How handwritten cards mean more than e-mails.
Yum. I take it back. I received this e-mail last week from a woman I admire… a woman I hold on such a pedestal as she always goes that extra few inches to make sure folks feel cared about. This e-mail is priceless and suitable for framing. The message in it – though for me- STRONGLY for me especially the part about (my desire) to have resilience rather than bitterness – just might have a message in there for you.
I guess I am posting it here to remind me to write more e-mails – these kind.
Thank you J~~!
I was sitting at the Sonoma Mission Inn pool, with my fluffy robe nearby, my book and journal on my comfy lounge chair, letting the sun and pampering and massage magically disolve a few crazy days that included my car being broken into with the seats slashed and cigarette butts everywhere.
I was looking for a little R&R + inspiration – so I was reading Oprah when I came across a quote that moved me so much I copied it into my journal
Regret will leave you tougher + more tender
You get to decide whether you toughness will look like
or unstoppable resilience;
your tenderness the raw vulnerability of a never healing wound, or
a kindness so deep it heals every wound it touches
You decide which.
I’ve been meditating on the quote for the last week – the unstoppable resilience – that part made sense to me. I know I have the ability to pick up the pieces and keep moving.
But the healing every wound – I’ve been thinking – what is that, what would that look like, how do you get there.

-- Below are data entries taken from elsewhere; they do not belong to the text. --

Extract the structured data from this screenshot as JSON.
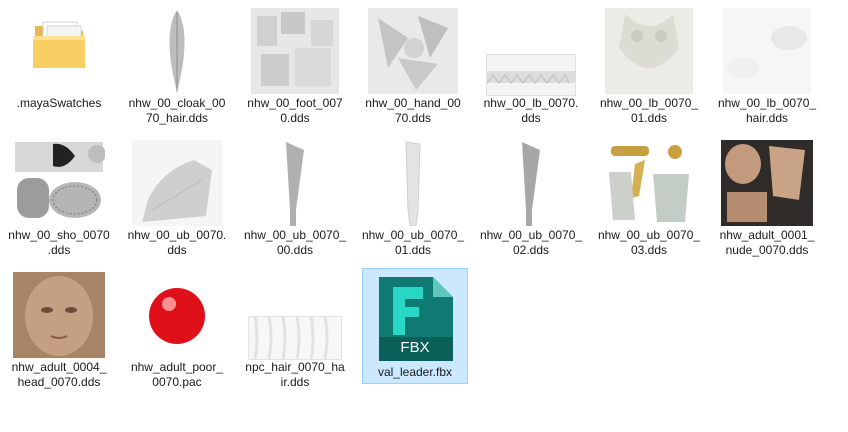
{
  "files": [
    {
      "name": "folder",
      "label": ".mayaSwatches",
      "icon": "folder-icon"
    },
    {
      "name": "cloak",
      "label": "nhw_00_cloak_00\n70_hair.dds",
      "icon": "feather-texture-thumbnail"
    },
    {
      "name": "foot",
      "label": "nhw_00_foot_007\n0.dds",
      "icon": "foot-texture-thumbnail"
    },
    {
      "name": "hand",
      "label": "nhw_00_hand_00\n70.dds",
      "icon": "hand-texture-thumbnail"
    },
    {
      "name": "lb",
      "label": "nhw_00_lb_0070.\ndds",
      "icon": "strip-texture-thumbnail"
    },
    {
      "name": "lb01",
      "label": "nhw_00_lb_0070_\n01.dds",
      "icon": "body-texture-thumbnail"
    },
    {
      "name": "lbhair",
      "label": "nhw_00_lb_0070_\nhair.dds",
      "icon": "hair-texture-thumbnail"
    },
    {
      "name": "sho",
      "label": "nhw_00_sho_0070\n.dds",
      "icon": "shoulder-texture-thumbnail"
    },
    {
      "name": "ub",
      "label": "nhw_00_ub_0070.\ndds",
      "icon": "cloth-texture-thumbnail"
    },
    {
      "name": "ub00",
      "label": "nhw_00_ub_0070_\n00.dds",
      "icon": "blade-texture-thumbnail"
    },
    {
      "name": "ub01",
      "label": "nhw_00_ub_0070_\n01.dds",
      "icon": "blade-texture-thumbnail"
    },
    {
      "name": "ub02",
      "label": "nhw_00_ub_0070_\n02.dds",
      "icon": "blade-texture-thumbnail"
    },
    {
      "name": "ub03",
      "label": "nhw_00_ub_0070_\n03.dds",
      "icon": "armor-texture-thumbnail"
    },
    {
      "name": "nude",
      "label": "nhw_adult_0001_\nnude_0070.dds",
      "icon": "skin-texture-thumbnail"
    },
    {
      "name": "head",
      "label": "nhw_adult_0004_\nhead_0070.dds",
      "icon": "face-texture-thumbnail"
    },
    {
      "name": "poor",
      "label": "nhw_adult_poor_\n0070.pac",
      "icon": "red-ball-icon"
    },
    {
      "name": "npchair",
      "label": "npc_hair_0070_ha\nir.dds",
      "icon": "hair-strands-thumbnail"
    },
    {
      "name": "fbx",
      "label": "val_leader.fbx",
      "icon": "fbx-icon",
      "badge": "FBX",
      "letter": "F",
      "selected": true
    }
  ]
}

Maybe your work resonates so much with me because I too have a lot of those stories – the moments when life turned in an instant – the ones that can raise my emotional thermometer with just a flash of memory.
As I was in my car last night heading home I realized that you gave the example – the power of your stories, the personal ones, the ones that evoke tears not just in you but in all of us – by telling them you turn them into healing power. That is why when I listen to you speak I feel like I can somehow relax into a bit more of myself – somehow magically that it is OK. Everything is a bit more OK.